Obama halts new offshore drilling but defends plan

Coastal state Democrats call on the president to reconsider drilling strategy in light of Gulf Coast accident and oil spill.

President Obama Friday defended the need to expand offshore oil and gas exploration even as his administration ceased new drilling as a massive oil leak in the Gulf of Mexico is being investigated.

"Let me be clear: I continue to believe that domestic oil production is an important part of our overall strategy for energy security," Obama said Friday in a Rose Garden speech focused on the economy. "But I've always said it must be done responsibly for the safety of our workers and our environment. The local economies and livelihoods of the people of the Gulf Coast, as well as the ecology of the region, are at stake."

Interior Secretary Ken Salazar will report back in 30 days "on what, if any, additional precautions and technologies should be required to prevent accidents like this from happening again," Obama said. "And we're going to make sure that any leases going forward have those safeguards."

He also said all deepwater rigs and platforms are being inspected.

But Obama is likely to face stronger resistance from coastal-state Democrats. Four New Jersey Democrats today wrote him to ask that he reverse his decision to open up waters for drilling off the shores of much of the East Coast, in the eastern Gulf of Mexico and parts of the Alaskan Arctic region and coast, as well as his call for studies of the oil and natural gas potential in the coastal regions from Delaware to northern Florida.

"In the wake of the tragic accident, loss of life, and pollution in the Gulf of Mexico ... we are even more steadfastly opposed to any offshore drilling that could imperil the environment or economy of coastal New Jersey," said Sens. Robert Menendez and Frank Lautenberg and Reps. Frank Pallone and Rush Holt.

Their letter followed an announcement Thursday by Sen. Bill Nelson, D-Fla., that he will introduce a bill to block the administration from acting on its plans to expand offshore oil and natural gas drilling.

In a letter to Obama, Nelson asked the administration to "postpone indefinitely plans for expanded offshore drilling operations" and called for an "immediate halt to test wells and all other exploratory operations in coastal waters." Nelson said on CNN Friday morning that plans in any climate and energy bill this year to expand offshore drilling are "dead on arrival now."

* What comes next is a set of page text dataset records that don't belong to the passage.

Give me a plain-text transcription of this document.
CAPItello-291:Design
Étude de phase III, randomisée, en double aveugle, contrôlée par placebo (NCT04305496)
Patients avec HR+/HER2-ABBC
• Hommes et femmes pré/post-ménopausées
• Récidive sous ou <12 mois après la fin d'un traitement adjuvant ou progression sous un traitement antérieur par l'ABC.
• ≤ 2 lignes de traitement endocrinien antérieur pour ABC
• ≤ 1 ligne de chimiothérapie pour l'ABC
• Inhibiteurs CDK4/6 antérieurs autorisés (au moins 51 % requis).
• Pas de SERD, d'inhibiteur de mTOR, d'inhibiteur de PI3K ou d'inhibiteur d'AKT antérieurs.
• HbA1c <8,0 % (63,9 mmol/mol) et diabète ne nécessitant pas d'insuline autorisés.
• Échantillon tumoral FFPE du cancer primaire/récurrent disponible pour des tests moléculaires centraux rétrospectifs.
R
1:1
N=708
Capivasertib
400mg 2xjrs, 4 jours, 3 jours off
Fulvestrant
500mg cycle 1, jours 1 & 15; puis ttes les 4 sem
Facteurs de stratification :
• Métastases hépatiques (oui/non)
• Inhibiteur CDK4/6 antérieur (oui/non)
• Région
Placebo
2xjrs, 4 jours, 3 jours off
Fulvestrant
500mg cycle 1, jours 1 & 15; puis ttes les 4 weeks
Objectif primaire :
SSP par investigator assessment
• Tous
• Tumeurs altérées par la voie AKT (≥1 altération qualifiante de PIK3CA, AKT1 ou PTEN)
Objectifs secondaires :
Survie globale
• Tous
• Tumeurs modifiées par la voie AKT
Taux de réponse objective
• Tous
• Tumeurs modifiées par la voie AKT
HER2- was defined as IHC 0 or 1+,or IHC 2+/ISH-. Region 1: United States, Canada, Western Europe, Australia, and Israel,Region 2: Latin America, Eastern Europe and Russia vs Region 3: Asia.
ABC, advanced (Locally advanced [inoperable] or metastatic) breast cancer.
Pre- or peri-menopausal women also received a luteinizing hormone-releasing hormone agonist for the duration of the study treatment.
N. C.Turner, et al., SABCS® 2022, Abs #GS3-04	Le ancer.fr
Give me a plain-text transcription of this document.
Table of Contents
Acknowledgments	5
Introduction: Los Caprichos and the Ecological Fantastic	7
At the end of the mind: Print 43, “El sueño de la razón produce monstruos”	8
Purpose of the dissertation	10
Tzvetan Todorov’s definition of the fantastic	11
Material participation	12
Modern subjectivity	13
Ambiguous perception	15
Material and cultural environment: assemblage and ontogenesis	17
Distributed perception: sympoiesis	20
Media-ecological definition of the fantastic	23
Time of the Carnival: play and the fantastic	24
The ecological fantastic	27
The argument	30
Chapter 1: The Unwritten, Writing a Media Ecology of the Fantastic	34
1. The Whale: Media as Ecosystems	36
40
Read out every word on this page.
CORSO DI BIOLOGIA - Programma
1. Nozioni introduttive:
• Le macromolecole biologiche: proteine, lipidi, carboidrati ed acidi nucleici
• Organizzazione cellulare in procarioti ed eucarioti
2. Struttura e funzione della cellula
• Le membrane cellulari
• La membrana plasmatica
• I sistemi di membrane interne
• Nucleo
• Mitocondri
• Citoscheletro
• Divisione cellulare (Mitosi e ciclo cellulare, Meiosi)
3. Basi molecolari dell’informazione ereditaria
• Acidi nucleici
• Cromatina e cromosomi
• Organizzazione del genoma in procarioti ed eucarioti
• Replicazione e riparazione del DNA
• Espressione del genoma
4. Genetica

Obama has dispatched Salazar, Homeland Security Secretary Janet Napolitano, Environmental Protection Agency Administrator Lisa Jackson, White House energy adviser Carol Browner and National Oceanic and Atmospheric Administration Administrator Jane Lubchenco to the Gulf as reports suggest the spill may have reached land early Friday.

Florida Gov. Charlie Crist declared a state of emergency in several counties Friday, joining Louisiana Gov. Bobby Jindal, who declared a state of emergency Thursday.

White House senior adviser David Axelrod said Friday morning no new drilling will occur while the Deepwater Horizon oil rig spill is under investigation. But he also defended Obama's blueprint for offshore oil and natural gas exploration.

"All he has said is that he's not going to continue the moratorium on drilling, but ... no additional drilling has been authorized and none will until we find out what happened here and whether there was something unique and preventable here," Axelrod said on ABC's "Good Morning America."